All I want to do is serialize and unserialize tuples of strings or ints.
I looked at pickle.dumps() but the byte overhead is significant. Basically it looks like it takes up about 4x as much space as it needs to. Besides, all I need is basic types and have no need to serialize objects.
marshal is a little better in terms of space but the result is full of nasty \x00 bytes. Ideally I would like the result to be human readable.
I thought of just using repr() and eval(), but is there a simple way I could accomplish this without using eval()?
This is getting stored in a db, not a file. Byte overhead matters because it could make the difference between requiring a TEXT column versus a varchar, and generally data compactness affects all areas of db performance.
personally i would use yaml. it's on par with json for encoding size, but it can represent some more complex things (e.g. classes, recursive structures) when necessary.
If you need a space efficient solution you can use Google Protocol buffers.
Protocol buffers - Encoding
Protocol buffers - Python Tutorial
There are some persistence builtins mentioned in the python documentation but I don't think any of these is remarkable smaller in the produced filesize.
You could alway use the configparser but there you only get string, int, float, bool.
Take a look at json, at least the generated
dumps
are readable with many other languages.Maybe you're not using the right protocol:
See the documentation for pickle data formats.
Luckily there is solution which uses COMPRESSION, and solves the general problem involving any arbitrary Python object including new classes. Rather than micro-manage mere tuples sometimes it's better to use a DRY tool.
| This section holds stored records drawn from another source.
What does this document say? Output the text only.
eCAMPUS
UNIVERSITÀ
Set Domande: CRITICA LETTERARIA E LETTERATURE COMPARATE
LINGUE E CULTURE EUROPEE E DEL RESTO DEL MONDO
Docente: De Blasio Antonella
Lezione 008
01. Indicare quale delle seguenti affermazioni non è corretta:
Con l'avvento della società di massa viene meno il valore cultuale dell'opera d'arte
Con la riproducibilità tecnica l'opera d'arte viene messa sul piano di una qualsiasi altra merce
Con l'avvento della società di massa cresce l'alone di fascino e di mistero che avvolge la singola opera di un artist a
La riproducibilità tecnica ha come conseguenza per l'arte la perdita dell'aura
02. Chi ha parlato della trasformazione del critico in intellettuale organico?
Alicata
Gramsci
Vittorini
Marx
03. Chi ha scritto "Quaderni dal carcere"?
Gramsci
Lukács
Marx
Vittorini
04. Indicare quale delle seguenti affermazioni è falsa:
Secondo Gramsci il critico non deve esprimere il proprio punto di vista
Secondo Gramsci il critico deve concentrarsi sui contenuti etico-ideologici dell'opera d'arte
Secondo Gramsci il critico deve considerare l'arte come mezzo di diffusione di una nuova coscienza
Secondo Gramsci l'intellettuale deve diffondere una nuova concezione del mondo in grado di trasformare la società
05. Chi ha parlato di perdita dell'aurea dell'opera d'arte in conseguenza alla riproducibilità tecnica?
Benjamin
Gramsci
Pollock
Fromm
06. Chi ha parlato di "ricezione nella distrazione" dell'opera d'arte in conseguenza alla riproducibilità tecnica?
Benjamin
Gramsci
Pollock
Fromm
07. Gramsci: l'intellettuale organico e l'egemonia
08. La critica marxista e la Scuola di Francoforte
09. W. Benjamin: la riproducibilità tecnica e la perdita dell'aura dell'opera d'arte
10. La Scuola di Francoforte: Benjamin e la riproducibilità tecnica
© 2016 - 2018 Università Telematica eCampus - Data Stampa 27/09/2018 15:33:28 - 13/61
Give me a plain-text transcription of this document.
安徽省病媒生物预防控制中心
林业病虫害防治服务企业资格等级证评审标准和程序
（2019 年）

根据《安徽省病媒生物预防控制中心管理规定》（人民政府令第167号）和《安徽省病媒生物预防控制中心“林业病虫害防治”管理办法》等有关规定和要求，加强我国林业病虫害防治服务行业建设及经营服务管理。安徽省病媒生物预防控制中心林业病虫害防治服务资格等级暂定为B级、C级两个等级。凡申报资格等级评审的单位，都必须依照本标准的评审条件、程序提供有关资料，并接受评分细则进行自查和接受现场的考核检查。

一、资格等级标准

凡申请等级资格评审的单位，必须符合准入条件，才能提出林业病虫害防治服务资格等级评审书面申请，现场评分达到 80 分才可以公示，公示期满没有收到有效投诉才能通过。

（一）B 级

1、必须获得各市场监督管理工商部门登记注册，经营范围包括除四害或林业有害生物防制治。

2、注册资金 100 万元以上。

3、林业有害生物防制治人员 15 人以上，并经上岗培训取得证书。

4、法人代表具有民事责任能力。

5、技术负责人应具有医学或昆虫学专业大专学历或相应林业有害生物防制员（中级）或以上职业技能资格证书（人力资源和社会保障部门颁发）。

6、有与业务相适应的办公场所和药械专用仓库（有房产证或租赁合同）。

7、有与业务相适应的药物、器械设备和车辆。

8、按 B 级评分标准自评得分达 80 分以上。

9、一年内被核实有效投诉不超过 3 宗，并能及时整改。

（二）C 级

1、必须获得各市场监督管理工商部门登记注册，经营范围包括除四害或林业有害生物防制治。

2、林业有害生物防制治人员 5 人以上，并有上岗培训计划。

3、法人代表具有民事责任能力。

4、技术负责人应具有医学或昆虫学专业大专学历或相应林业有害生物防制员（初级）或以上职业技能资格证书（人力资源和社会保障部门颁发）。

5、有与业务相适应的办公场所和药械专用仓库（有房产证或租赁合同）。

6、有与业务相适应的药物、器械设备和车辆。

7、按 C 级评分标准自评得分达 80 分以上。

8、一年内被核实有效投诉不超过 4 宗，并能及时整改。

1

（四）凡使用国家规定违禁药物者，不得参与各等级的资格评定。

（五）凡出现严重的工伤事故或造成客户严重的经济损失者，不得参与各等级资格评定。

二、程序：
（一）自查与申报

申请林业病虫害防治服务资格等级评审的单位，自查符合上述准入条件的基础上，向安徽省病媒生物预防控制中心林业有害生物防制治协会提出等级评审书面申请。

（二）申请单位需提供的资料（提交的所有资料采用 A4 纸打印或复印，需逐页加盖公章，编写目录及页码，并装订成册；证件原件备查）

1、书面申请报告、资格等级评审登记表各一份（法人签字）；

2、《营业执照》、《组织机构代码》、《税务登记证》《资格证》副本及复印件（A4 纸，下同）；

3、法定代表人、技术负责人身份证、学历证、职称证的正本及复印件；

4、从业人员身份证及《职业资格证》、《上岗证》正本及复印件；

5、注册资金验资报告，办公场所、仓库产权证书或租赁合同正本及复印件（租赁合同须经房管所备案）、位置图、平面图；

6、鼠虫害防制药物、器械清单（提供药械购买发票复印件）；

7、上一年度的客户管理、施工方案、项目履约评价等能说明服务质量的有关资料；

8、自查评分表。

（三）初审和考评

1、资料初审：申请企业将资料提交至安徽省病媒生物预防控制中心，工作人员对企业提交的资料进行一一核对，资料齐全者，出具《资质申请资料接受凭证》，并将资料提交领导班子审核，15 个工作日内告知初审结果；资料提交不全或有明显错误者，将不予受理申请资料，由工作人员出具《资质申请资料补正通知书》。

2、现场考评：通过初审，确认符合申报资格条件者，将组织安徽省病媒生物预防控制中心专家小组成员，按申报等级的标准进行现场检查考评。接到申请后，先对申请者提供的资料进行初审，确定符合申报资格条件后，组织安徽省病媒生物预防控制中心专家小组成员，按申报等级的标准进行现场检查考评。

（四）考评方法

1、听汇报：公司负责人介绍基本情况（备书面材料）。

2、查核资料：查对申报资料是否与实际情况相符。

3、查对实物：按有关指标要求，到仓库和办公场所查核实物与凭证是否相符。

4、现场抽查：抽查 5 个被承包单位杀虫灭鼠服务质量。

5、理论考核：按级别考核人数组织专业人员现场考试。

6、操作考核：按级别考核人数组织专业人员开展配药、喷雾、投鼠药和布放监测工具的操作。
Your code will be more crisp and readily refactored in similar future situations.
y_serial.py module :: warehouse Python objects with SQLite
"Serialization + persistance :: in a few lines of code, compress and annotate Python objects into SQLite; then later retrieve them chronologically by keywords without any SQL. Most useful "standard" module for a database to store schema-less data."
http://yserial.sourceforge.net
[If you are still concerned, why not stick those tuples in a dictionary, then apply y_serial to the dictionary. Probably any overhead will vanish due to the transparent compression in the background by zlib.]
As to readability, the documentation also gives details on why cPickle was selected over json.